Passage does make a difference, but we need not follow Whitehead in
identifying subjectivity with present immediacy and we need not be
troubled by the objectivity of the past. His theory of the human self
is essentially fiduciary, with the earlier moments making commitments on
behalf of the later moments of the self. Put in Whiteheadian terms, his
self is essentially a personally ordered society of occasions enduring
through time, rather than the successive, momentary, individual occasion
itself.
This greatly simplifies the analysis of what it means to be
subjective and enables Neville to claim the distinctiveness for the
human creativity (page 201). If every occasion is fleetingly
subjective, as Whitehead thought, then not only must we affirm that
every occasion whatsoever is subjective in its presentness (his
so-called “panpsychism”), but each must receive its subjectivity from
another. Thus we must conceive some transcendent agent giving each
occasion its initial selfhood (Whitehead’s necessary theism). Neville’s
analysis is more acceptable to most philosophers because it dispenses
with these two controversial assumptions while at the same time
upholding and defending its careful analysis of creativity as temporal
self-constitution. But then the problem is not faced with all
seriousness. Only Sartre with his stark concern for the momentary self
saw the real problem: how can the self, new in every moment, arise out
of nothing? His own answer trades on the traditional doctrine of
creation out of nothing, so much so that otherwise it would be
unintelligible. As it is, Whitehead’s analysis is far more cogent.
But this argument requires that God tempts every person to
do the good. This is perhaps an uncharacteristic way of looking at
Whitehead’s theory but it remains that each occasion embarks on its
subjective career only by means of an initial aim supplied by God.

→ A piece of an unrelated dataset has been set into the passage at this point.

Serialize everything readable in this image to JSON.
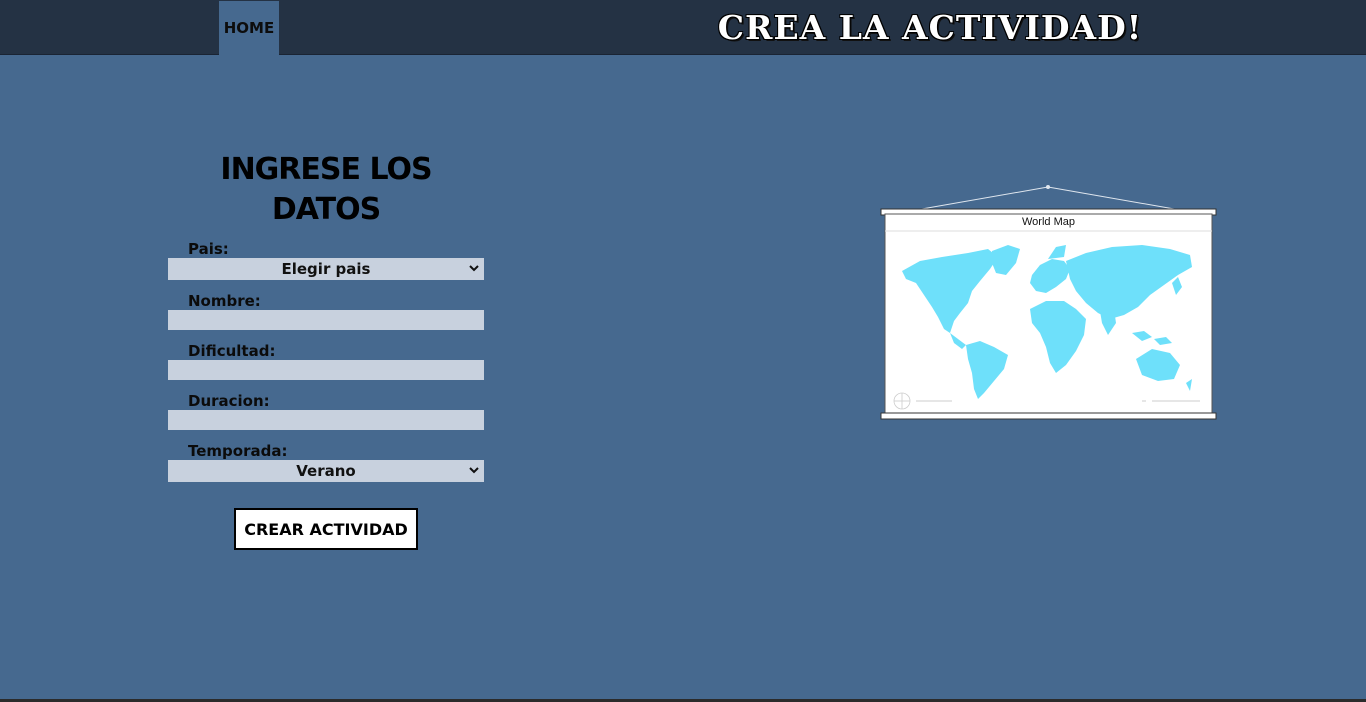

Neville dispenses with this initial aim while yet giving careful
analysis of freedom as norm-determining values. He dispenses with the
transcendent tempter because there is no need for this initial purposing
lure. Traditionally, however, we have not thought that there need be
any temptation for the emergence of the good self. In fact, it is the
presence of evil that needs explanation, although Tillich’s careful
analysis in volume two of the Systematic Theology of “dreaming
innocence” shows that the emergence of the self is very much at the core
of the problem. If there is a tempter for good, there is also a tempter
for evil. The serpent in paradise is absolutely essential for Eve’s
fall, but this is unpalatable for optimistic Whiteheadians.